Customer Experience

The Symphony of Total Experience: harmonising the melodies of visa and consular services

26/04/2023

3 min to read

The Symphony of Total Experience: harmonising the melodies of visa and consular services

At TLScontact, we have long believed in the importance of applying a CX-led approach to developing and enhancing our digital services. However, the times are changing, and so must our approach to enhancing customer engagement. Enter Total Experience (TX), a concept adapted to what we are passionate about: travel visa, citizen, and consular services. A more holistic approach to customer experience, TX considers the needs of all the different stakeholders in the process, optimising and harmonising the experience of each group to ensure the best possible outcome for the customer.

Picture a reality where the process of applying for a travel visa is as harmonious as a symphony, where every touchpoint and every interaction are orchestrated to deliver a seamless experience for all parties involved. That world is possible with our high-touch Total Experience (TX) approach.
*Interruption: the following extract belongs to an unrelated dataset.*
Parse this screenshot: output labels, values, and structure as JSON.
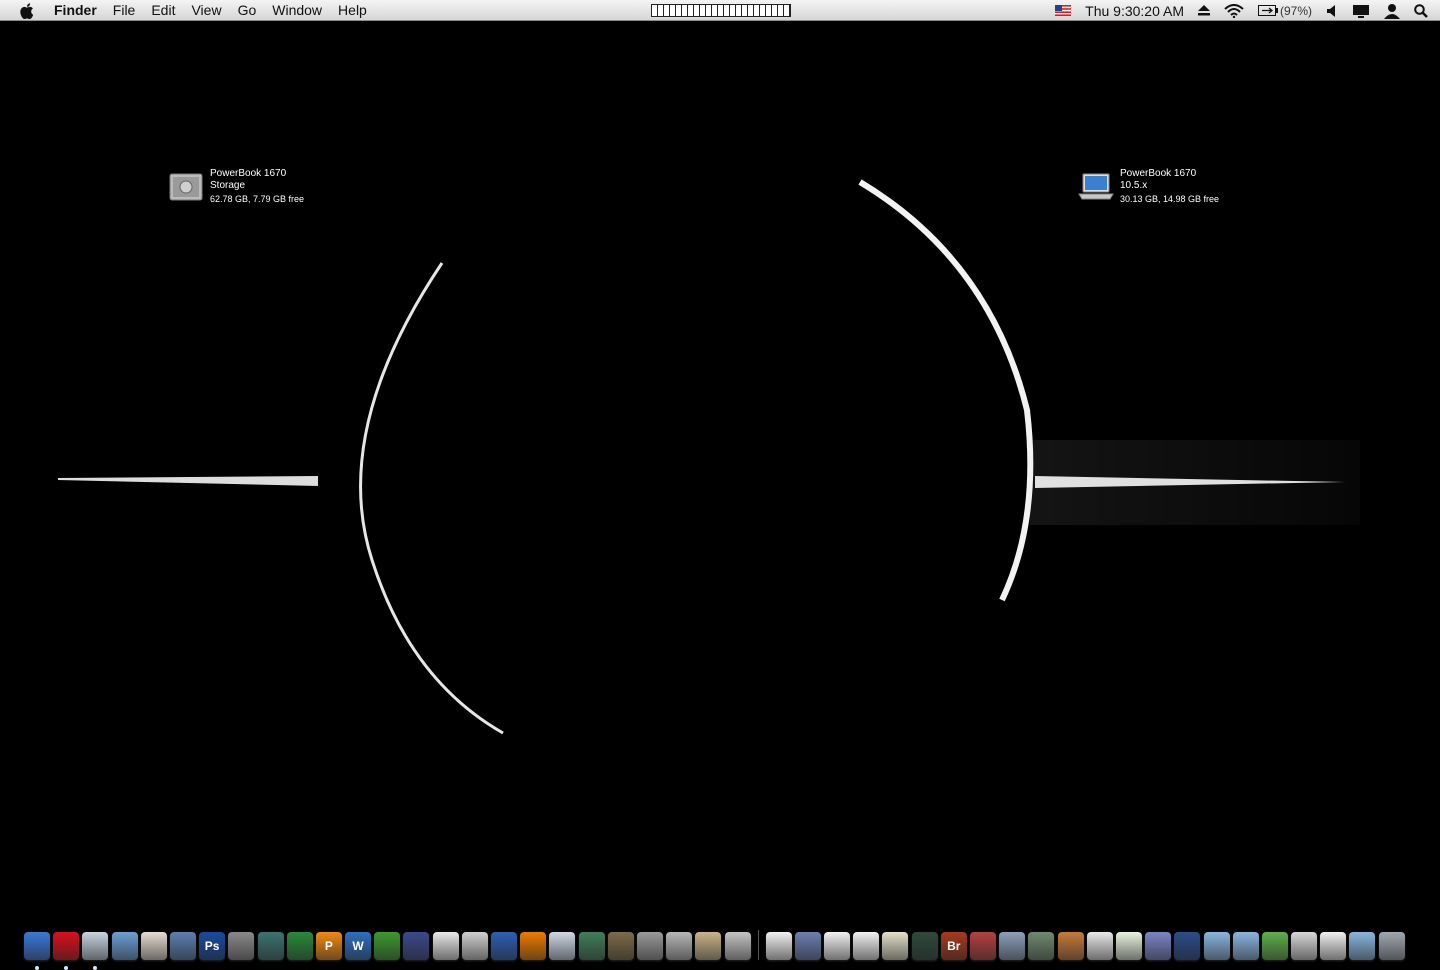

Gartner, the technology research and consulting firm, defines the TX approach as incorporating customer experience, employee experience, user experience and multiexperience considerations for a product or service. At TLScontact, we take this one step further. As a visa and consular services outsourcer, we need to consider the experience of our own employees, who interact every day with visa applicants, and of the government caseworkers who make decisions on the applications that we collect on their behalf.

As the CIO of TLScontact, I have seen first-hand the importance of understanding the experience of customers (visa applicants), government caseworkers, and TLScontact agents (our employees) when it comes to delivering value through digital services. The visa application process is comprised of a series of interactions among these different stakeholders. Ultimately, the customer’s experience depends on how smooth and easy both the agent’s and the government decision maker’s parts of the journey are: how easily they can process the application, provide the necessary support to the applicant, make a visa decision, and issue a visa if approved.

This requires a design approach that not only considers the usability and aesthetics of the different user interfaces but also the fact that customers access our services through their preferred channels, such as a website, mobile app, kiosk, or in-person at one of the 150 visa application centres we operate around the world. With our TX philosophy, our objective is to make our agent’s experience efficient and effective, and the government caseworker’s experience optimised for their specific needs, so that the applicant’s experience is simple, smooth, and effortless. This is what makes the TX approach more effective and powerful than the CX approach alone.

A holistic, human-centred design approach

User research and the application of human-centred design and business-aware design are integral components of our high-touch TX approach. We have applied them to all the technology products that we have developed for our three key user groups.  

  • Human-centred design is an approach we use to design products, services, or systems with a deep understanding of the people who will use them. It puts the end-user at the centre of the design process, taking into account their needs, behaviours, and preferences. Human-centred design involves research and analysis to identify user needs, brainstorming and prototyping to develop and test solutions, and iterating based on user feedback.
  • Business-aware design is a product and service design approach that puts the end-user needs in the perspective of the goals, requirements, and constraints of our government clients and our corporate and business operations teams. Additionally, business-aware design considers the current and future needs of our clients and our organisation, ensuring that our solutions are sustainable and adaptable to changing circumstances.

In summary, human-centred design and business-aware design are complementary design approaches that prioritise understanding end-users’ needs and behaviour while balancing business objectives. They allow us to create solutions that meet the evolving needs of governments, citizens, and our own employees, taking into account the overlapping requirements and specific pain points of these three groups to create a more compelling experience for all.

Trust, the final ingredient for a note-perfect TX symphony

The final essential component of a successful TX approach is trust. Trust is established through transparency, delivering on our promises and handling difficult questions effectively.

  • Transparency: We provide full oversight to our government clients of our daily operations and we are transparent with our visa customers as to why we collect their data and how it will be used.
  • Consistent delivery: We deliver on our commitments to government clients and visa customers through the application of group-wide standards and processes, regular performance monitoring and the strong buy-in of our employees.
  • Addressing problems when they arise: Finally, we don’t shy away from difficult questions or conversations. We maintain a constructive dialogue with our government clients, seek regular feedback on the quality of our services and our customer satisfaction team is eager to help each and every visa applicant, addressing their concerns via a range of different channels. Every journey counts, every interaction matters.

We are committed to creating a beautiful symphony of total experience by building this trust and harmonising the user journeys of our three key stakeholder groups. Our aim is to provide a seamless and effortless experience for everyone interacting with our brand, and deliver on our promise to make international travel easy and safe for both governments and citizens.